Defer registration of the synproxy hooks until the first SYNPROXY rule is
added.  Also means we only register hooks in namespaces that need it.

Signed-off-by: Florian Westphal <fw@strlen.de>
Signed-off-by: Pablo Neira Ayuso <pablo@netfilter.org>
---
 include/net/netfilter/nf_conntrack_synproxy.h |  2 +
 net/ipv4/netfilter/ipt_SYNPROXY.c             | 85 +++++++++---------
 net/ipv6/netfilter/ip6t_SYNPROXY.c            | 87 ++++++++++---------
 3 files changed, 93 insertions(+), 81 deletions(-)
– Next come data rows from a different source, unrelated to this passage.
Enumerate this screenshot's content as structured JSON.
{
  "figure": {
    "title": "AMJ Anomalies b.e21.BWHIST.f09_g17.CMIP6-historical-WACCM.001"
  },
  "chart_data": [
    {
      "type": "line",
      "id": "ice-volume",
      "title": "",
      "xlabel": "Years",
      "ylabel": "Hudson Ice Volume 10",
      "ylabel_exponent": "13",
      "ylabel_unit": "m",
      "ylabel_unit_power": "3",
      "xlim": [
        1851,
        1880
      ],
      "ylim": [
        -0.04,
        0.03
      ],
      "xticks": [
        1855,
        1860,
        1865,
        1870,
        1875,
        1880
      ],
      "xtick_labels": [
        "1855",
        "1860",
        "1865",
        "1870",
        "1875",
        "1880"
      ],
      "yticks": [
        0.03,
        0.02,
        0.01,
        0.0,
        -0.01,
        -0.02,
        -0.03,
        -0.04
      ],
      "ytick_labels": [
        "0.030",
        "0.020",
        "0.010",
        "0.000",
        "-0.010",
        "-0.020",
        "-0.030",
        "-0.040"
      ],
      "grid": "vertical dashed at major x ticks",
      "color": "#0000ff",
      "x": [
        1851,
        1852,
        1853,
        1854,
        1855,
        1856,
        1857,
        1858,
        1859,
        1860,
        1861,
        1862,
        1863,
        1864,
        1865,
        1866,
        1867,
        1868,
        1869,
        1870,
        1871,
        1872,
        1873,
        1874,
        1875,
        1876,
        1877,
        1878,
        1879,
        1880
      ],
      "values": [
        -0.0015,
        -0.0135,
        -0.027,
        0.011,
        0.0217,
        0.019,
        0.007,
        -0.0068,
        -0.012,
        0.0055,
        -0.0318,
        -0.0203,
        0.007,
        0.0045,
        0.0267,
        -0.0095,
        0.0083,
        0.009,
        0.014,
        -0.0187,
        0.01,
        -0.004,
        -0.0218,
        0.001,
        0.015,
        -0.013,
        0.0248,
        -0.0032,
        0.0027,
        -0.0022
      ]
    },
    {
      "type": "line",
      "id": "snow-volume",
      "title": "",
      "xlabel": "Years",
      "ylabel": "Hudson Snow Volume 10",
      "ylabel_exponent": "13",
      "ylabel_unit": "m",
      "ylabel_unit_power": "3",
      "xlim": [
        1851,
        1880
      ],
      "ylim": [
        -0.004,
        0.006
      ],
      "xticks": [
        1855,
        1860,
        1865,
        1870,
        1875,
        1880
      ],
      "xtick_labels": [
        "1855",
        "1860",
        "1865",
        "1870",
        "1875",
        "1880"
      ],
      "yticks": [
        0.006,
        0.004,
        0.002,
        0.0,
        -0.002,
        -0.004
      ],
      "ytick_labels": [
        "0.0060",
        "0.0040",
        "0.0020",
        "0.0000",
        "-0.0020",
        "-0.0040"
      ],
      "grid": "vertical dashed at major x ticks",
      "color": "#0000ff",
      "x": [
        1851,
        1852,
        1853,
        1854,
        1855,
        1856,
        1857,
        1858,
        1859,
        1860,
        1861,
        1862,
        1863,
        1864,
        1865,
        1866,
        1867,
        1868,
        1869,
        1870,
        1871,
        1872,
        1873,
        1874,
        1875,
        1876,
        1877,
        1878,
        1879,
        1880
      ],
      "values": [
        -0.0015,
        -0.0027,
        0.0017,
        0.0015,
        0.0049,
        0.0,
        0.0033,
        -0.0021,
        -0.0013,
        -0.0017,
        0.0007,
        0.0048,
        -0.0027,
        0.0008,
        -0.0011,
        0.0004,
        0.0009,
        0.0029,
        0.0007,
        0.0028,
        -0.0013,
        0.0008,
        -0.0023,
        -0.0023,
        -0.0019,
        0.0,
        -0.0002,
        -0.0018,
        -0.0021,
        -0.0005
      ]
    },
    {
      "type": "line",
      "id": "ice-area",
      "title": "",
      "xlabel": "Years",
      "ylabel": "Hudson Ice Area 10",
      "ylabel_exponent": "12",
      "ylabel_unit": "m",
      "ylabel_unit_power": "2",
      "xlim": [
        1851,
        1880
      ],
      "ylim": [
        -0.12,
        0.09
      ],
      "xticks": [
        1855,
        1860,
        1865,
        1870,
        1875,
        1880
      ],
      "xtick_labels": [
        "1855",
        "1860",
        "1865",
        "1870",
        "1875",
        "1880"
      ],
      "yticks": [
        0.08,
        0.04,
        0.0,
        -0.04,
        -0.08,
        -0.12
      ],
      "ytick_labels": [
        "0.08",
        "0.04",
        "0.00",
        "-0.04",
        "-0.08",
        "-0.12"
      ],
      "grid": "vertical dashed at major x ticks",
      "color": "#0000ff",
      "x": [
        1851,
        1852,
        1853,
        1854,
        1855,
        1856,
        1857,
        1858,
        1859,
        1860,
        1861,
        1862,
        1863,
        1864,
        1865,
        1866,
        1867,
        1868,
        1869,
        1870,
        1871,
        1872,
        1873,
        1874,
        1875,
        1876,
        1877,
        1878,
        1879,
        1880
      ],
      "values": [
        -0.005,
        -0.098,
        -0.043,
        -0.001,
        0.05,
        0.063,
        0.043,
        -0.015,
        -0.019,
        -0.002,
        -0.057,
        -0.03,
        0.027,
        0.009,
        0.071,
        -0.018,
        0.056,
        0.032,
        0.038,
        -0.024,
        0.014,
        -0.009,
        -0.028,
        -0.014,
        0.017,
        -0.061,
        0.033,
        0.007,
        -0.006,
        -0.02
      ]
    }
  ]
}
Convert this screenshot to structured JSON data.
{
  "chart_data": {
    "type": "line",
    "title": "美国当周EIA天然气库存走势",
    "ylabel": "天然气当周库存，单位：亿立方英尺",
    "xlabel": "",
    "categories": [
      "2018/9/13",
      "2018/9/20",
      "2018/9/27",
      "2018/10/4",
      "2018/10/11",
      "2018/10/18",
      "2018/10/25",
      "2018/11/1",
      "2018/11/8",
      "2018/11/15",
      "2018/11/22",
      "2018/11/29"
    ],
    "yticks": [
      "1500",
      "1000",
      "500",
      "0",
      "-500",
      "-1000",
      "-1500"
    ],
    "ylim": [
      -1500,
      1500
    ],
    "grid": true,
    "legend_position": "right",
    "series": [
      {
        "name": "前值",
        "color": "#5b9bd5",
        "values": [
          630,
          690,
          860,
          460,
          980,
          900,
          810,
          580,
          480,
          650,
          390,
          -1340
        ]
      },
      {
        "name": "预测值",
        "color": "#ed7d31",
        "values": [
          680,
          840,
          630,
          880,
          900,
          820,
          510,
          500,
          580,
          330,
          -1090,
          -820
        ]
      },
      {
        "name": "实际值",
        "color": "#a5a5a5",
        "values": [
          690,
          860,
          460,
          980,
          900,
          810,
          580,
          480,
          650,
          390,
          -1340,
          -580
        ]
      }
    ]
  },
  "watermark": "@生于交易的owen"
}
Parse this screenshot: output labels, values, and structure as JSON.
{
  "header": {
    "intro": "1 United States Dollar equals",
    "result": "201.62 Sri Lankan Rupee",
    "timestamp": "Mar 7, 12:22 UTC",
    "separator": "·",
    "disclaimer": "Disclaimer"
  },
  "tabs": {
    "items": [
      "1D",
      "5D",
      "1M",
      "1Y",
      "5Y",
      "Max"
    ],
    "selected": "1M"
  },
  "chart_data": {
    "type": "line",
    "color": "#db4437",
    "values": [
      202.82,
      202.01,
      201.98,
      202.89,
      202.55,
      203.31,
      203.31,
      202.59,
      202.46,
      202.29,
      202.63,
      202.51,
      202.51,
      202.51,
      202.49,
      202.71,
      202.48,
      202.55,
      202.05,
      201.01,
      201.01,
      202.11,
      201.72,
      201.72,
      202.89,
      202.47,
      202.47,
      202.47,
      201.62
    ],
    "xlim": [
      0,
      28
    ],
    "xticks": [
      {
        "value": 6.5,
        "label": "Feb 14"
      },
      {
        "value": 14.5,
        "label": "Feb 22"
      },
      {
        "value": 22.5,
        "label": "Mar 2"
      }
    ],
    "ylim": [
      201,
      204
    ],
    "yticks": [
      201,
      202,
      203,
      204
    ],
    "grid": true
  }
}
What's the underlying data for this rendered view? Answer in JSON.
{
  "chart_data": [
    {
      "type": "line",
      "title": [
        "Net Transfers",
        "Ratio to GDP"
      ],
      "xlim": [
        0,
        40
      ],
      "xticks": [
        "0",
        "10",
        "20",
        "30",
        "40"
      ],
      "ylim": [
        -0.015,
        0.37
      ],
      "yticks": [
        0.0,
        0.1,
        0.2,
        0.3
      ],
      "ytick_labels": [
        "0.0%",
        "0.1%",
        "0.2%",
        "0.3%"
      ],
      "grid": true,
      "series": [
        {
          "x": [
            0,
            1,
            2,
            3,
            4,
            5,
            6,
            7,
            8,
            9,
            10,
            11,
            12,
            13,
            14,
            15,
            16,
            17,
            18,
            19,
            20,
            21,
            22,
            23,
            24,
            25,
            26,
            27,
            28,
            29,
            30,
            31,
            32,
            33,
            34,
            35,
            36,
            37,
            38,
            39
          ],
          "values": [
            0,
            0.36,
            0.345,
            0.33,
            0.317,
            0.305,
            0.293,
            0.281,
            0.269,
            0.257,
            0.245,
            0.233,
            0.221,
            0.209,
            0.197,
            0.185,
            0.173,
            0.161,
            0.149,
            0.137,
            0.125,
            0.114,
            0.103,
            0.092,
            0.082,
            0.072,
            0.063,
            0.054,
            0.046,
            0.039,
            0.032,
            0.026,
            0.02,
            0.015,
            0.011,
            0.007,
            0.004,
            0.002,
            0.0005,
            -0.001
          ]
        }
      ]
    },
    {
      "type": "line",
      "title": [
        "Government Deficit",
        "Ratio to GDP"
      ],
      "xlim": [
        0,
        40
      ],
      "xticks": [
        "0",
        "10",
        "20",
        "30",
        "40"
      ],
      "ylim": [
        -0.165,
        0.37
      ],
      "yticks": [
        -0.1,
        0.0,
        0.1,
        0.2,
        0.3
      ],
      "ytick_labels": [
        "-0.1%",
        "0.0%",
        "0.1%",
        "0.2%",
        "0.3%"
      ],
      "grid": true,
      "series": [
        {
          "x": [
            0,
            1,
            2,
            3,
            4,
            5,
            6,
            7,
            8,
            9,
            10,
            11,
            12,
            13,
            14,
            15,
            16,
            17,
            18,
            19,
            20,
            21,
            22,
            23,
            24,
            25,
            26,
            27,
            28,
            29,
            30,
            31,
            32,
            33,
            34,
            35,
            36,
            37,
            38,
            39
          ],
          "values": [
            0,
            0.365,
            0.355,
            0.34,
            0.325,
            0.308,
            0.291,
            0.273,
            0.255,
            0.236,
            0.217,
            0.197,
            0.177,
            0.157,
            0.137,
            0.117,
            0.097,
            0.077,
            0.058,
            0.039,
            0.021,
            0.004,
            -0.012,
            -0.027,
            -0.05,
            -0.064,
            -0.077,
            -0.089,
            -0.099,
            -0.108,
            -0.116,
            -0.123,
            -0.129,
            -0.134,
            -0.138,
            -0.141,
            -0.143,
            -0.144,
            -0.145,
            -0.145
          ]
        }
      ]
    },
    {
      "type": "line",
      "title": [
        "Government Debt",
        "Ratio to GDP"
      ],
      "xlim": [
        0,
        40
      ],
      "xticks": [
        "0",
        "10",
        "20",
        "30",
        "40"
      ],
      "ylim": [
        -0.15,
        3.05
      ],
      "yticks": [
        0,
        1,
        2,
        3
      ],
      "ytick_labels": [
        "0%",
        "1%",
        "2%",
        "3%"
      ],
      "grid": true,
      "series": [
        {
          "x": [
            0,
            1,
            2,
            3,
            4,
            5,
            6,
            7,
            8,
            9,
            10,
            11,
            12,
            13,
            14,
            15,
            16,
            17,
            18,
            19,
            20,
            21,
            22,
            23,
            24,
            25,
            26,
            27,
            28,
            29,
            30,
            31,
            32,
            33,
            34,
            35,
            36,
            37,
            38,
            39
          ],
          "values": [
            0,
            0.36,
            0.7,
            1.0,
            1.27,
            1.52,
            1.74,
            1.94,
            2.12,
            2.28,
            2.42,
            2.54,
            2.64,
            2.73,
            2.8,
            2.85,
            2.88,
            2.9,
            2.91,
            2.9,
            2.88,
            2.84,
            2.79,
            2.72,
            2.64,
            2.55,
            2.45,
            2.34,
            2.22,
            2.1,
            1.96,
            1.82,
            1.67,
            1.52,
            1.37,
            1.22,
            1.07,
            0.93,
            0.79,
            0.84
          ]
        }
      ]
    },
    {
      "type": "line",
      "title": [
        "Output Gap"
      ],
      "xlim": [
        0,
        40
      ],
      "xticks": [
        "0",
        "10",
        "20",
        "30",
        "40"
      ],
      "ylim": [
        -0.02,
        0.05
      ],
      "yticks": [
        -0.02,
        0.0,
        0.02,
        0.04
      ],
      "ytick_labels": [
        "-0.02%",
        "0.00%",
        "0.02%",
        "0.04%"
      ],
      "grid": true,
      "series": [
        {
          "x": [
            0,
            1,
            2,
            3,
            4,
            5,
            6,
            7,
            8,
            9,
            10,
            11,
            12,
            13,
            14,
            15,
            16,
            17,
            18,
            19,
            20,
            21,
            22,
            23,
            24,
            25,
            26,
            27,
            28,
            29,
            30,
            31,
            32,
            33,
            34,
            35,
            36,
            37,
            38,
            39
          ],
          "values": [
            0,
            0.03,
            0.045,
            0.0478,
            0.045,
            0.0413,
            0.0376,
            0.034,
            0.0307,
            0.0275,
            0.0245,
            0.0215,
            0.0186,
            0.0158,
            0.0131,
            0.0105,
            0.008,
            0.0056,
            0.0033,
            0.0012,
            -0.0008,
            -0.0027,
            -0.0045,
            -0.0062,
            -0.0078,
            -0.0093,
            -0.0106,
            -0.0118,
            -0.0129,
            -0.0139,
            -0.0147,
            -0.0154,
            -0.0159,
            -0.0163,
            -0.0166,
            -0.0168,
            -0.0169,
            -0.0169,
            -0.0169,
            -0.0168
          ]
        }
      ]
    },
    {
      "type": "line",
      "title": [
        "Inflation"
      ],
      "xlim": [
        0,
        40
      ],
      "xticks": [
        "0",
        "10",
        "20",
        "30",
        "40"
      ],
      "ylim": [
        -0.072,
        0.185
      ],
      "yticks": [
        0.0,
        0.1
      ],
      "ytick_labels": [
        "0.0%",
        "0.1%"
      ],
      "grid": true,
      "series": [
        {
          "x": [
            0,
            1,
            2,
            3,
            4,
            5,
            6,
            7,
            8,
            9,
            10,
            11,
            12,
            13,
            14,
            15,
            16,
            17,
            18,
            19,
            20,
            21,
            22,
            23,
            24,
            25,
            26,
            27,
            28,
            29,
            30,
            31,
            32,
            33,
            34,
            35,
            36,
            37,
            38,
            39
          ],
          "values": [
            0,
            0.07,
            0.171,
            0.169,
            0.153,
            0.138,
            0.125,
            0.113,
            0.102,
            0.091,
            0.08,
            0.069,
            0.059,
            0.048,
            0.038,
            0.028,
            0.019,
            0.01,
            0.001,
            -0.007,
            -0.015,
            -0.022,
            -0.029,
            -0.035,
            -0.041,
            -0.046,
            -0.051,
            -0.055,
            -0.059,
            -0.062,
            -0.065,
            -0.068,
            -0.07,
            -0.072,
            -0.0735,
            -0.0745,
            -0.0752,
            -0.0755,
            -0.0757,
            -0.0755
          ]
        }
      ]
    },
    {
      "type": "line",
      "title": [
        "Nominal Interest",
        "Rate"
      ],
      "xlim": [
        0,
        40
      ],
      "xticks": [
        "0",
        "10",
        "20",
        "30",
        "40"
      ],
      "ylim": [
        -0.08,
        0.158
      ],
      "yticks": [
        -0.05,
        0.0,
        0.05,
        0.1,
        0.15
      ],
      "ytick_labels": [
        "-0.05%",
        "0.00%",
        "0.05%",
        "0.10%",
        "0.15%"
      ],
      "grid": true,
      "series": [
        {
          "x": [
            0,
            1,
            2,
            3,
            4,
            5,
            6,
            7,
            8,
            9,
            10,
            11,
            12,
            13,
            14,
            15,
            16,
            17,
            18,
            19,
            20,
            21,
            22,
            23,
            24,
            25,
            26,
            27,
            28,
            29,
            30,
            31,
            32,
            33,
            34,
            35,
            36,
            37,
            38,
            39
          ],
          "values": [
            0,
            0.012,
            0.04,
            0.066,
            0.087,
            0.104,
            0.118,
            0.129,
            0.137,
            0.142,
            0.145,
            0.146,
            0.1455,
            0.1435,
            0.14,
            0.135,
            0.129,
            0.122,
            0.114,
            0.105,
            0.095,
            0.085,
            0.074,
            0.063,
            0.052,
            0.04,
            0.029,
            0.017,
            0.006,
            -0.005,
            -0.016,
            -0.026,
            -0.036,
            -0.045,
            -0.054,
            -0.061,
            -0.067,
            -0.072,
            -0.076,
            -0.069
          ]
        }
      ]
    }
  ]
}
diff --git a/include/net/netfilter/nf_conntrack_synproxy.h b/include/net/netfilter/nf_conntrack_synproxy.h
index b0ca402c1f72..a2fcb5271726 100644
--- a/include/net/netfilter/nf_conntrack_synproxy.h
+++ b/include/net/netfilter/nf_conntrack_synproxy.h
@@ -52,6 +52,8 @@ struct synproxy_stats {
 struct synproxy_net {
 	struct nf_conn			*tmpl;
 	struct synproxy_stats __percpu	*stats;
+	unsigned int			hook_ref4;
+	unsigned int			hook_ref6;
 };
 
 extern unsigned int synproxy_net_id;
diff --git a/net/ipv4/netfilter/ipt_SYNPROXY.c b/net/ipv4/netfilter/ipt_SYNPROXY.c
index 3240a2614e82..c308ee0ee0bc 100644
--- a/net/ipv4/netfilter/ipt_SYNPROXY.c
+++ b/net/ipv4/netfilter/ipt_SYNPROXY.c
@@ -409,33 +409,6 @@ static unsigned int ipv4_synproxy_hook(void *priv,
 	return NF_ACCEPT;
 }
 
-static int synproxy_tg4_check(const struct xt_tgchk_param *par)
-{
-	const struct ipt_entry *e = par->entryinfo;
-
-	if (e->ip.proto != IPPROTO_TCP ||
-	    e->ip.invflags & XT_INV_PROTO)
-		return -EINVAL;
-
-	return nf_ct_netns_get(par->net, par->family);
-}
-
-static void synproxy_tg4_destroy(const struct xt_tgdtor_param *par)
-{
-	nf_ct_netns_put(par->net, par->family);
-}
-
-static struct xt_target synproxy_tg4_reg __read_mostly = {
-	.name		= "SYNPROXY",
-	.family		= NFPROTO_IPV4,
-	.hooks		= (1 << NF_INET_LOCAL_IN) | (1 << NF_INET_FORWARD),
-	.target		= synproxy_tg4,
-	.targetsize	= sizeof(struct xt_synproxy_info),
-	.checkentry	= synproxy_tg4_check,
-	.destroy	= synproxy_tg4_destroy,
-	.me		= THIS_MODULE,
-};
-
 static struct nf_hook_ops ipv4_synproxy_ops[] __read_mostly = {
 	{
 		.hook		= ipv4_synproxy_hook,
@@ -451,31 +424,63 @@ static struct nf_hook_ops ipv4_synproxy_ops[] __read_mostly = {
 	},
 };
 
-static int __init synproxy_tg4_init(void)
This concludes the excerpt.